Nous sommes bien sûr d’abord fascinés par les images parisiennes ; et le monde avec nous ; elles revêtent certes une signification beaucoup plus que symbolique [aspect de toute façon très important puisque, au fond, les peuples d’outre-périphérique, venus de partout — de ces lieux dont, fièrement, dans la haute affirmation de leur altérité rebelle, ils se revendiquent dans les vidéos de leurs occupations des ronds-points et péages –, viennent montrer aux plus ou moins riches peuplades boboïsées de la capitale qu’ils sont partout chez eux, qu’ils ne se laisseront pas interdire l’accès aux lieux dont les privilégiés qui les écrasent, à un degré ou à un autre de responsabilité, veulent, à coup de règles « écologiques », par un agencement hostile des flux de circulation, par les tarifs prohibitifs du stationnement aussi, les exclure de plus en plus violemment], elles ont un coût ; en effet, les « bazaris » souffrent mécaniquement des événements en une période pour eux cruciale de l’année ; la saison touristique de Noël risque de plus d’être désastreuse ; bien entendu, le monde de la marchandise parisienne en veut et en voudra aux Gilets Jaunes ; mais dans un deuxième temps, l’on ne doit pas trop douter qu’il ne dénonce l’incapacité politique du si [in]suffisant petit monde macronien.

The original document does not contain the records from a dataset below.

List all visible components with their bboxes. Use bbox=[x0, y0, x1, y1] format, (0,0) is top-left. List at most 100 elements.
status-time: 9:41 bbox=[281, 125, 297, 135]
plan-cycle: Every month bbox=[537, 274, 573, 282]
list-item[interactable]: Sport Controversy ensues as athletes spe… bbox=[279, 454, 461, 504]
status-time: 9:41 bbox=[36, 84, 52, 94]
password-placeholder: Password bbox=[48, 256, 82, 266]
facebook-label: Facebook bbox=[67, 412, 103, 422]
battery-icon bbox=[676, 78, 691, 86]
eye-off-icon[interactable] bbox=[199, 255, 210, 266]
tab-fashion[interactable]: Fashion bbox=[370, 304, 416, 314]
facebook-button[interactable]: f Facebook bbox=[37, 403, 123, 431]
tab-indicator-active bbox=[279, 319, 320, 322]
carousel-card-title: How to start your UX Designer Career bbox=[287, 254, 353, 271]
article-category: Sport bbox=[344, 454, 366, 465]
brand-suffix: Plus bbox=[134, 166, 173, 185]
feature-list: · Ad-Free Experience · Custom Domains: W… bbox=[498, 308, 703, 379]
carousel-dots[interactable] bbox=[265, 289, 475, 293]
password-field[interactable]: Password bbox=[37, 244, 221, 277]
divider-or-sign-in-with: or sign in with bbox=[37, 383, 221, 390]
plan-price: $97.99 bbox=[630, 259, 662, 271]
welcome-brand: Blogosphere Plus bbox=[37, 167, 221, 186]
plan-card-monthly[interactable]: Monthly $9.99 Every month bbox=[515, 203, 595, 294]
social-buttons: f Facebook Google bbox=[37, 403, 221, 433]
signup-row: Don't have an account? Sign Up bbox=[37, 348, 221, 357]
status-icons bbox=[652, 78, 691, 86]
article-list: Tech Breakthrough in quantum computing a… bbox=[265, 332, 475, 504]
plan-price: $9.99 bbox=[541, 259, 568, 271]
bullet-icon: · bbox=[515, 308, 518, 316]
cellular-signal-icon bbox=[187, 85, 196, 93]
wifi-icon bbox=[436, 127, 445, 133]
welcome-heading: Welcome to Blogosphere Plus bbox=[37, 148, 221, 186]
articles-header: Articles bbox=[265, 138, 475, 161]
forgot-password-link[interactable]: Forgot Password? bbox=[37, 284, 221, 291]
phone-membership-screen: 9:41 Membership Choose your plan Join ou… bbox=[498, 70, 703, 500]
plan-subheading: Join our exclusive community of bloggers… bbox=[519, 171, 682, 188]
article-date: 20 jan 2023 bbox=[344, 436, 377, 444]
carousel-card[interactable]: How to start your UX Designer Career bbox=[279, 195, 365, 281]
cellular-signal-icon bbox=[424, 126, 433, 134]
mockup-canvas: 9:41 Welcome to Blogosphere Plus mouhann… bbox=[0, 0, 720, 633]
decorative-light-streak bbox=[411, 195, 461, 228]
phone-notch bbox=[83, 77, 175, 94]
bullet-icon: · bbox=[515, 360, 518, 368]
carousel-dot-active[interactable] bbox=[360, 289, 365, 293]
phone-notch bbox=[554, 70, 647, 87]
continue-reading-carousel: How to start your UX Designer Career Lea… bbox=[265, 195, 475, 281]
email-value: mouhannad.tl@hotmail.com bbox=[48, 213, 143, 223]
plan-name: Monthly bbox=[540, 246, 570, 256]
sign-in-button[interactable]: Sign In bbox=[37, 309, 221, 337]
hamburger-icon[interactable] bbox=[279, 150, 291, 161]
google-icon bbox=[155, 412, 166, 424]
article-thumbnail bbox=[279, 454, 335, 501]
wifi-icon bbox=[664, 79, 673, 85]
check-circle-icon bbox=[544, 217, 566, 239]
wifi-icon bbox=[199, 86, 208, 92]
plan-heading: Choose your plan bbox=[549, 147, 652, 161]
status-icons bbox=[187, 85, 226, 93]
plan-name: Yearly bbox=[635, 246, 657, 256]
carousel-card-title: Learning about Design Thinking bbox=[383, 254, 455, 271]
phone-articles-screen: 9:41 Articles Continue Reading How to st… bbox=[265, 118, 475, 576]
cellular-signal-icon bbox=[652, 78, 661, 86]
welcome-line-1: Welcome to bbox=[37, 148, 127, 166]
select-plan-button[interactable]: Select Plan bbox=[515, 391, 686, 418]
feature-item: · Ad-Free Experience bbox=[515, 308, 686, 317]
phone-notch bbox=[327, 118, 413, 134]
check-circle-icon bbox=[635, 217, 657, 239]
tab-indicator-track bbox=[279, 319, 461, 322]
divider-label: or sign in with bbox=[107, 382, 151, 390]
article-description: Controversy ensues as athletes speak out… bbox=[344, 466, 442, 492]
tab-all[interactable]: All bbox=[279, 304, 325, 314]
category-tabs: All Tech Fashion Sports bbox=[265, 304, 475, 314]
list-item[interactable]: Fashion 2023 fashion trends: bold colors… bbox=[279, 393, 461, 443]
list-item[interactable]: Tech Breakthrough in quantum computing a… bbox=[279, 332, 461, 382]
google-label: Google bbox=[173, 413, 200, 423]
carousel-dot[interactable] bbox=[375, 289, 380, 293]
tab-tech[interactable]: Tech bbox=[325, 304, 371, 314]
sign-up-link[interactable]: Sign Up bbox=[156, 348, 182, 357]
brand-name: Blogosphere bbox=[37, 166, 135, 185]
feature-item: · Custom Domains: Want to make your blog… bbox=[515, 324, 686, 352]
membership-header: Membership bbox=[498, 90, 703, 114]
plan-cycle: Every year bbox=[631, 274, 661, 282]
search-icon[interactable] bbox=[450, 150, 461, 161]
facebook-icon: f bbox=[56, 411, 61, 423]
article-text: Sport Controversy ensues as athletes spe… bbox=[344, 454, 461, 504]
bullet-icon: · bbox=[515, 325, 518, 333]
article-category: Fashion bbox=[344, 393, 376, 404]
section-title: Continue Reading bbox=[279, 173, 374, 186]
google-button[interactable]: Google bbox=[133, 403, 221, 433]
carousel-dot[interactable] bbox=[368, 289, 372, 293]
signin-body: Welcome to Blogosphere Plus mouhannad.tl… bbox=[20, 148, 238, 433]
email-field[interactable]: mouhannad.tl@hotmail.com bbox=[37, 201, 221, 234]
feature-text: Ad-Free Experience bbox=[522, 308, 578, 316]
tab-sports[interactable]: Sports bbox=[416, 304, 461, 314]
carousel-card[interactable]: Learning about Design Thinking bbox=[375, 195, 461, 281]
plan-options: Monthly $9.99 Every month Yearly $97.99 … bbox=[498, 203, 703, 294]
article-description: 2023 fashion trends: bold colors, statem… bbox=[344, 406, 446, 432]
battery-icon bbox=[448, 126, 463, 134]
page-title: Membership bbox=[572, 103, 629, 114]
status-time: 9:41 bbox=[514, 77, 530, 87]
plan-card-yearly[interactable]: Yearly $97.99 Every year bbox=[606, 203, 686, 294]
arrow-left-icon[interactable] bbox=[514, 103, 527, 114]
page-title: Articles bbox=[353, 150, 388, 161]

Mais ce qui se déroule au large des grandes métropoles est d’une vive importance aussi. Avec une souplesse sans exemple, les Gilets Jaunes, ayant déjà découvert une nouvelle façon de manifester dans la grande ville, sont peut-être en train d’inventer une nouvelle poliorcétique. Ils multiplient les thromboses autoroutières en occupant les péages et retardant d’innombrables camions, ils ont commencé à montrer leur capacité à bloquer plus directement les réseaux logistiques qui permettent l’approvisionnement des vulnérables métropoles ; ils frappent en un lieu, se dérobent si les forces de l’ordre interviennent vigoureusement, frappent ailleurs ; leur mobilité interdit de limiter au-delà d’un certain point l’effet de ces actions largement spontanées, et ne requérant pas un nombre considérable d’intervenants ; le mécontentement contre le gouvernement ne manquerait pas de croître jusqu’au cœur des villes si une période de pénurie, en quelque sorte, par rotation, un simple procès rampant de désynchronisation du système, persistait ; là encore, les bazaris, qui n’ont certes pas soutenu M. Macron en vue de s’enrichir moins, ne tarderaient pas à maugréer.

Ici, qu’ils en soient conscients ou non, les Gilets Jaunes, dans la manifestation aléatoire comme dans le blocus improvisé, projettent leur sociabilité dans une tactique, celle que l’on évoque comme swarming de l’autre côté de l’océan. Cette méthode de guerre asymétrique est bien sûr étudiée par les militaires depuis une quinzaine d’années ; au fond, les organisations jihadistes y ont volontiers recours, affluant de diverses parts pour former en un lieu un, précairement, irrésistible essaim [swarm] avant de se disperser puis de le recomposer plus loin.

 

Un aperçu amusant, et profond finalement, pour terminer – la « performance », disons l’installation vivante de Mme Deborah de Robertis, ce samedi 15 décembre = cinq Marianne fixant les forces répressives – les cinq républiques sans doute -, le maquillage probable, donnant  à ces corps l’allure vague de cadavres, ou de momies peut-être, l’immobilité, comme de mort, de ces visages et de ces corps, tous ces seins un peu tristes [mais émouvants] — morte semble ici, pour l’artiste [au milieu], ou bien agonisante, la république ; il n’est pas difficile de prévoir un grand succès, très mérité, à cette œuvre au fond puissamment traditionnelle [qui n’a rien à voir avec le travail pénible des « Femen » ou des « Pussy Riot »].